Non c’è niente di peggio della corruzione del meglio, dice un adagio latino. Per evitare la corruzione dobbiamo provare ad aprire la conchiglia: è difficile, ma necessario.
Illuminare le zone d’ombra della scuola e del volontariato tutto è possibile, a patto che ci sia un impegno maggiore di tutte e tutti e che si punti a una visione di volontariato per la collettività e non solo per se stessi.

È importante riunirsi, programmare serie assemblee (anche con gli studenti!) in cui si possa discutere; organizzare adeguate e costanti formazioni per insegnanti; distogliere finalmente lo sguardo ossessivo dalle proprie abitudini.
Questo implica disporre di un’organizzazione maggiore, di specialisti e non solo di volontari sempre attivi e presenti sul campo; ma è anche vero che per realizzare tutto questo, oltre a una nuova forma mentis sono necessari i fondi.
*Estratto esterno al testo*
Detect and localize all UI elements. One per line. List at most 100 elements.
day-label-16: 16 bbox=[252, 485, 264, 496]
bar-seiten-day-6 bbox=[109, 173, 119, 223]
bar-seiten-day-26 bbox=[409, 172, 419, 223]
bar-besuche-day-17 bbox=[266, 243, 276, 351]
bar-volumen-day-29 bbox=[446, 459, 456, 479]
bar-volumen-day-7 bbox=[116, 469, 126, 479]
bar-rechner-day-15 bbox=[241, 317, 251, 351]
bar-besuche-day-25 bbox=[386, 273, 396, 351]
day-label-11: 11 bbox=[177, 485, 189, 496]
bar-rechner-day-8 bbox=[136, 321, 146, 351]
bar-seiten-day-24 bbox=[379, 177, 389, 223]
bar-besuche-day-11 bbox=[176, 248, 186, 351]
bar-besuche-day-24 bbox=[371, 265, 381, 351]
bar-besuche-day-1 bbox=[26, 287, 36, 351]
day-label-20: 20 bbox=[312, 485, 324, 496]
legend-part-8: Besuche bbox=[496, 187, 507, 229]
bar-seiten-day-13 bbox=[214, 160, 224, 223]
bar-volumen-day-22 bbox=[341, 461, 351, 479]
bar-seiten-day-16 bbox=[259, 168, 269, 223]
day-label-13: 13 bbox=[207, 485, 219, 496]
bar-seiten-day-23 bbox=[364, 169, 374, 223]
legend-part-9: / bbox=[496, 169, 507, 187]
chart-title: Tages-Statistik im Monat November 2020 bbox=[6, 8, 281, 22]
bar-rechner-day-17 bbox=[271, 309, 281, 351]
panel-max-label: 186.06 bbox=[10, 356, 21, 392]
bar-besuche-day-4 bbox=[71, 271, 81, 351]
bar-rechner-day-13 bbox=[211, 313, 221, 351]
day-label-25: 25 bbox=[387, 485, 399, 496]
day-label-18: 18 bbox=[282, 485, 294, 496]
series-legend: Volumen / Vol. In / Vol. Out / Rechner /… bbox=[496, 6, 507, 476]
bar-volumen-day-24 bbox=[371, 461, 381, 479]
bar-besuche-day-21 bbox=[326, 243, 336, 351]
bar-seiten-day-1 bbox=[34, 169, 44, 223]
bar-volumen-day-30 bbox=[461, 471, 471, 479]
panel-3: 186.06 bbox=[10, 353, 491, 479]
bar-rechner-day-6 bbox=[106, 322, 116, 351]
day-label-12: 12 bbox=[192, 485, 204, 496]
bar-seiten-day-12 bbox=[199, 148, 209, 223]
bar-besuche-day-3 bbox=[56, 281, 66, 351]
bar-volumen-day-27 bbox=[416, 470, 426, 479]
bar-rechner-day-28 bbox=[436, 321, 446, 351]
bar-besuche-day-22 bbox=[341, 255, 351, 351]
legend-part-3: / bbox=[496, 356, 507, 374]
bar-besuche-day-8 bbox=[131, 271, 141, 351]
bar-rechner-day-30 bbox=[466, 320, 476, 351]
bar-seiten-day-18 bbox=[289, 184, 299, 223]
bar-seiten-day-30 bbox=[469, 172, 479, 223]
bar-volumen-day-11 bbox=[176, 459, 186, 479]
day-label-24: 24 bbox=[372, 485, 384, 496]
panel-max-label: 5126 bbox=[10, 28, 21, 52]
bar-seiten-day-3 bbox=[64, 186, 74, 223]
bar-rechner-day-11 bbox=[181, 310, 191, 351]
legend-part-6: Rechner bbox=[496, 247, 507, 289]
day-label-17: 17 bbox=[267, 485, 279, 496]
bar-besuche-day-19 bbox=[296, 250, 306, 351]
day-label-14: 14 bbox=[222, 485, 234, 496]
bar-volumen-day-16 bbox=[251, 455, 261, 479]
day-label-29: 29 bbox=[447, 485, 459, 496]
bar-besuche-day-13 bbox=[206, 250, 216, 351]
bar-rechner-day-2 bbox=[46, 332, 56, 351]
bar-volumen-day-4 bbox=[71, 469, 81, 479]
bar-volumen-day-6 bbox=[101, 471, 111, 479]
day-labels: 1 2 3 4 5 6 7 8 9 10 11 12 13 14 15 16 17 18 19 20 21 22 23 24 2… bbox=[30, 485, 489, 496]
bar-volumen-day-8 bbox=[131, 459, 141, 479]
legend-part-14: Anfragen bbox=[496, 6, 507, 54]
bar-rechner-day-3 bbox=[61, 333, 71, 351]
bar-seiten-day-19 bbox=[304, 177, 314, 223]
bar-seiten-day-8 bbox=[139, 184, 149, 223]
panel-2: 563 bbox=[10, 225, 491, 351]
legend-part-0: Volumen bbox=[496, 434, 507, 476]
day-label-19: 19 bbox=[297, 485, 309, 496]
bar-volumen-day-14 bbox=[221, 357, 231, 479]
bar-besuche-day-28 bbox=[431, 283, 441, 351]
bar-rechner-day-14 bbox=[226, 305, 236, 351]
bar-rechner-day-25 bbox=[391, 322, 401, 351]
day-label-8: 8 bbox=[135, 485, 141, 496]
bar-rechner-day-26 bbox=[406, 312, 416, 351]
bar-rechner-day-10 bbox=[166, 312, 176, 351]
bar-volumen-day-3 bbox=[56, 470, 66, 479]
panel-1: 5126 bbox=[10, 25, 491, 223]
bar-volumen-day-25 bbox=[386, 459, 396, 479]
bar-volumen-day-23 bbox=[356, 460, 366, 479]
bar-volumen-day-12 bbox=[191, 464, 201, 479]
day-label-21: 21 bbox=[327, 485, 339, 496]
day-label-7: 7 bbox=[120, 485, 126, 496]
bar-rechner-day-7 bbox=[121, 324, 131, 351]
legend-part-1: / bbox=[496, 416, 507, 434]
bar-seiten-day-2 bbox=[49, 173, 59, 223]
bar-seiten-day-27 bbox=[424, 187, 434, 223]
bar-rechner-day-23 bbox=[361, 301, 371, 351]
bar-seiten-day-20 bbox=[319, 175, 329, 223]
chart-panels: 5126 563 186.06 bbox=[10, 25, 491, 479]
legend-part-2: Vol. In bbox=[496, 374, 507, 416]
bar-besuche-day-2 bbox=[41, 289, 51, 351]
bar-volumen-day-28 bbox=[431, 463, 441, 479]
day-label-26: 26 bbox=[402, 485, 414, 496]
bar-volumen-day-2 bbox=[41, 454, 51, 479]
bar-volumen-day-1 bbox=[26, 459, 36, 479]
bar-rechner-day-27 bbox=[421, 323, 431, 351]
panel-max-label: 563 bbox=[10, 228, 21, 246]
A livello istituzionale, in Italia, non c’è ancora l’adeguata cura e cultura per la sovvenzione di quegli spazi che si occupano di immigrazione. E le associazioni di volontariato stentano a sopravvivere.
Al di là del (necessario!) soldo, al di là del metodo e dell’approccio (anch’essi fondamentali), è importante più che mai guardare sinceramente al proprio lavoro e ai propri studenti, alle persone. Nella sua esperienza educativa alla scuola di Jasnaja Poljana, Tolstoj aveva capito che se l’educazione e l’insegnamento devono continuare a essere puro appannaggio di educatori e insegnanti, allora è meglio istruire lasciando lo spazio alle macchine, gettando via la maschera dei buoni sentimenti e lasciando all’educando la totale libertà di scelta. Forse è una provocazione, ma forse no. Rimane il fatto che questo è quello che dovremmo fare noi volontari. Prendere consapevolezza dell’importanza del nostro lavoro, guardare chi abbiamo di fronte e fare anche noi delle scelte.